Although high school students are regularly warned to avoid plagiarism and are often punished when they slip, a steady stream of high school administrators have come under fire lately for engaging in that very practice.

In the same weeks that Sen. John Walsh (D-Mont.) received attention for plagiarizing his final paper to earn a Master’s degree from the United States Army War College, a number of high school superintendents and principals have received punishments for plagiarizing their commencement speeches.

Last week, Newton Public Schools superintendent David Fleishman in Massachusetts was fined one week’s salary by the Newton School Committee for giving a commencement speech eerily similar to one given by Massachusetts Gov. Deval Patrick (D), according to Boston’s CBS affiliate. According to the outlet, a student first noted the similarities between the two speeches in the Newton South High School Paper.

In another incident, a Massachusetts area superintendent recently lost her job over plagiarizing allegations. Mansfield Public Schools superintendent Brenda Hodges stepped down from her post this month after accusations that she plagiarized a commencement speech from Navy Admiral William McRaven, who spoke at the University of Texas at Austin in May. Instead, Hodges maintained that she lifted her speech from one she witnessed in Oklahoma, and that she received permission from that speech’s author to use its ideas.

In resigning, Hodges wrote a letter posted on the district’s website, writing that, “While the source of my speech has been clearly established, it does not excuse the fact that I did not credit him as a source. For that, I apologize.”
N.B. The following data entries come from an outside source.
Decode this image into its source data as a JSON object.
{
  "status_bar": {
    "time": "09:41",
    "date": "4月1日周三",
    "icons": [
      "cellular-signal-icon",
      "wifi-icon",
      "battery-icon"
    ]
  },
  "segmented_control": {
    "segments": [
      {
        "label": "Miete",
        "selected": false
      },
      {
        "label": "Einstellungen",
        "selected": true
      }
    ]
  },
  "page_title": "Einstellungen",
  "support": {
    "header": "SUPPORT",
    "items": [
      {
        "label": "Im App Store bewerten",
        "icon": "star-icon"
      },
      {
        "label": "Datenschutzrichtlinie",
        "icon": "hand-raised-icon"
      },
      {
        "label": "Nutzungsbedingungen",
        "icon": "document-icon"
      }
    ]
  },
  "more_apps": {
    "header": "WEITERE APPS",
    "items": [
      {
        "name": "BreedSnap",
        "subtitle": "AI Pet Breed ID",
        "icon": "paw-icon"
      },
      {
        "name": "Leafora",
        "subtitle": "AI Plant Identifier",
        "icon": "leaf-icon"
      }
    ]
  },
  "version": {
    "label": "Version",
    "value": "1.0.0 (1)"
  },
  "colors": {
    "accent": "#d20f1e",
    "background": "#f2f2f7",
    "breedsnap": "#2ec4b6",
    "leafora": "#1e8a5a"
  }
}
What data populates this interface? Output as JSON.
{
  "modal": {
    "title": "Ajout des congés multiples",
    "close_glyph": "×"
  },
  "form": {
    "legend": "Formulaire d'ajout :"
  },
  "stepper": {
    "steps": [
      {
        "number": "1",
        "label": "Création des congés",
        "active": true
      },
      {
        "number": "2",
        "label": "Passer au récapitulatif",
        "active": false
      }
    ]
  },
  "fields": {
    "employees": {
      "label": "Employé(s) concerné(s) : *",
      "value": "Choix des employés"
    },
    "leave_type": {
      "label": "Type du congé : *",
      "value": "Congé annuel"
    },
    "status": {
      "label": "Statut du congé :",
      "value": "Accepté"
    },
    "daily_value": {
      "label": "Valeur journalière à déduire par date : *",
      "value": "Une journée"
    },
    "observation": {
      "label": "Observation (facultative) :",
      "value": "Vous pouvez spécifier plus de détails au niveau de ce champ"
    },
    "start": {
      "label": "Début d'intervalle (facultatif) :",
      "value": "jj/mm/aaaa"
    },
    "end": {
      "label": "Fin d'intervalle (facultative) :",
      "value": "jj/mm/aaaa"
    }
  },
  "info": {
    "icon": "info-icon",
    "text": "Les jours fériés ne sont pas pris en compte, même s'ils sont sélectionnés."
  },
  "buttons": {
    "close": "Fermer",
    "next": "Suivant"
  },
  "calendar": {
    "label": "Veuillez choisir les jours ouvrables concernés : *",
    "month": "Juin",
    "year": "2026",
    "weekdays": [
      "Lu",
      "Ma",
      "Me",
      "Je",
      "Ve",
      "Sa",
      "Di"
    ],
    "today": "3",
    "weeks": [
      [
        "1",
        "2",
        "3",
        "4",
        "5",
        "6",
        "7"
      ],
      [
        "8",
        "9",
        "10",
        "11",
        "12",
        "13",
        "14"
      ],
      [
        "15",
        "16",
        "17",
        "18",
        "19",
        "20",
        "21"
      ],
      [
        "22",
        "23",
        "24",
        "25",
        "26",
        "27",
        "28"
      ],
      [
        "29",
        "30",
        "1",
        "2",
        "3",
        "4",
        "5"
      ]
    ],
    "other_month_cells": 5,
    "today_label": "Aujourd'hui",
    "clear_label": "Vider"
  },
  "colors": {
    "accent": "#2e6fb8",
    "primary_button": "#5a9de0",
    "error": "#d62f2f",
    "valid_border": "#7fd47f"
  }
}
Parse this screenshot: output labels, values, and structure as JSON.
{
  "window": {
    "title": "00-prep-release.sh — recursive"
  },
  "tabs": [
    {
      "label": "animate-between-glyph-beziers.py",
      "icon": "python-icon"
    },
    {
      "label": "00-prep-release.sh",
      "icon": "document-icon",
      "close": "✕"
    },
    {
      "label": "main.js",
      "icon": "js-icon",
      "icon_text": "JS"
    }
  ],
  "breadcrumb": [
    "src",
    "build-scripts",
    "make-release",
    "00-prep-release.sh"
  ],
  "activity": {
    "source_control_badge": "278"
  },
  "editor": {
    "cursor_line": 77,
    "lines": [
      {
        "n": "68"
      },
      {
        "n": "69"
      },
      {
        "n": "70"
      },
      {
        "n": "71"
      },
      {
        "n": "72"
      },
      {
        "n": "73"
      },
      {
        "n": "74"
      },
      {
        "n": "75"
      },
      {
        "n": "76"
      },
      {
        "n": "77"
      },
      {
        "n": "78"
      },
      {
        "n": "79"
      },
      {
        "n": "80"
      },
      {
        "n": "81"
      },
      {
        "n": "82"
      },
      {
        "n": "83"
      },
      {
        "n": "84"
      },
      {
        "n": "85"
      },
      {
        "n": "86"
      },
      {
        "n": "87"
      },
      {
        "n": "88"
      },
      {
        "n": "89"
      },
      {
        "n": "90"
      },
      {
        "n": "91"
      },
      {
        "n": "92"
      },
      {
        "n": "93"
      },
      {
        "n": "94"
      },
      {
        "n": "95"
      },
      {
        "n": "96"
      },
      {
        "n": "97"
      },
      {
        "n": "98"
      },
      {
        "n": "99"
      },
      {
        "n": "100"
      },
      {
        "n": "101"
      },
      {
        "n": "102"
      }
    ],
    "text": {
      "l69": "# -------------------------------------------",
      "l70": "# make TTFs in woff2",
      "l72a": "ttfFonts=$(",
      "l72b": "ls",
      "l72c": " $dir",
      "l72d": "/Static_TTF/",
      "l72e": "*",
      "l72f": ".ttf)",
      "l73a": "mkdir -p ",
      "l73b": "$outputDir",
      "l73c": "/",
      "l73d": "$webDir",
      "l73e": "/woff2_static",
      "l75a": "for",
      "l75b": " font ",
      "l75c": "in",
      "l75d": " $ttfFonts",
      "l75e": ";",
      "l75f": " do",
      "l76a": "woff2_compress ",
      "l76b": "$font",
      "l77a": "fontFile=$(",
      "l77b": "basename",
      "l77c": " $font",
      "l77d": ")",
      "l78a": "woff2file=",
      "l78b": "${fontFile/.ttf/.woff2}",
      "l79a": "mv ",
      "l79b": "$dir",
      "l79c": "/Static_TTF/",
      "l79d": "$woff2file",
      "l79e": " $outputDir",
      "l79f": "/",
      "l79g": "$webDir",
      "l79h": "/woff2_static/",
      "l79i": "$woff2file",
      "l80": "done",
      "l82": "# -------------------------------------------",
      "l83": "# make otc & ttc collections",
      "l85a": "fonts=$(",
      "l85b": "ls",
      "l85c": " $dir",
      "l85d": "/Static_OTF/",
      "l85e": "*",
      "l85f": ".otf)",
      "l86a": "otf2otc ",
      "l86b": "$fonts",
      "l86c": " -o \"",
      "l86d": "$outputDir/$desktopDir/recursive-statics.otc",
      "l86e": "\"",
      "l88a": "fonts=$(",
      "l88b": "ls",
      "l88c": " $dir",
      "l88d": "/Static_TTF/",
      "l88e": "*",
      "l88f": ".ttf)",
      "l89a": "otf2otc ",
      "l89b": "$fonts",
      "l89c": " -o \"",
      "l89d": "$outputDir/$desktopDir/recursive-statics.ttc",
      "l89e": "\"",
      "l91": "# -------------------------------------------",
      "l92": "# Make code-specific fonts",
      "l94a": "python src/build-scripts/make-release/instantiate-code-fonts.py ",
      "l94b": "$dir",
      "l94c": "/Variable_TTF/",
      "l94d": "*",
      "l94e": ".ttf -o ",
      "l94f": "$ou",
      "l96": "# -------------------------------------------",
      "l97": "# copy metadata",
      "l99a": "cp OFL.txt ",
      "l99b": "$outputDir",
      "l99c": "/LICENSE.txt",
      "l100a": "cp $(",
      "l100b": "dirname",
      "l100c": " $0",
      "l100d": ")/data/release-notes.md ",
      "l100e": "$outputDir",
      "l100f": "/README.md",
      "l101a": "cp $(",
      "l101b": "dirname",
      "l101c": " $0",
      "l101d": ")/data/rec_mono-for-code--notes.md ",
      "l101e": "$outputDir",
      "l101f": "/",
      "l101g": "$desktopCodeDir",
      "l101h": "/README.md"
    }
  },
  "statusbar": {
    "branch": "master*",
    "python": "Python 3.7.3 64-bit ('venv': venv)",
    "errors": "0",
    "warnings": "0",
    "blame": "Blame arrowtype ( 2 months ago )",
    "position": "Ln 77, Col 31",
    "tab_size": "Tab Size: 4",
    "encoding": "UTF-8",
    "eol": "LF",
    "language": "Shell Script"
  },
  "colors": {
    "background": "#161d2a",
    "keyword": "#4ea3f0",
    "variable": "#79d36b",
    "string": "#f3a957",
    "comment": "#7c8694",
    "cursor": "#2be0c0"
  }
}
These examples of school administrators plagiarizing are just some of the few that have come out in recent months.

Michael Josephson, founder and president of the Josephson Institute of Ethics, told The Boston Globe that these incidents make it harder to teach students that plagiarism is wrong.

Modeling is one of the most significant ways in which values are conveyed,” he said. “What we see people do is more impactful than most other ways of trying to instill values.”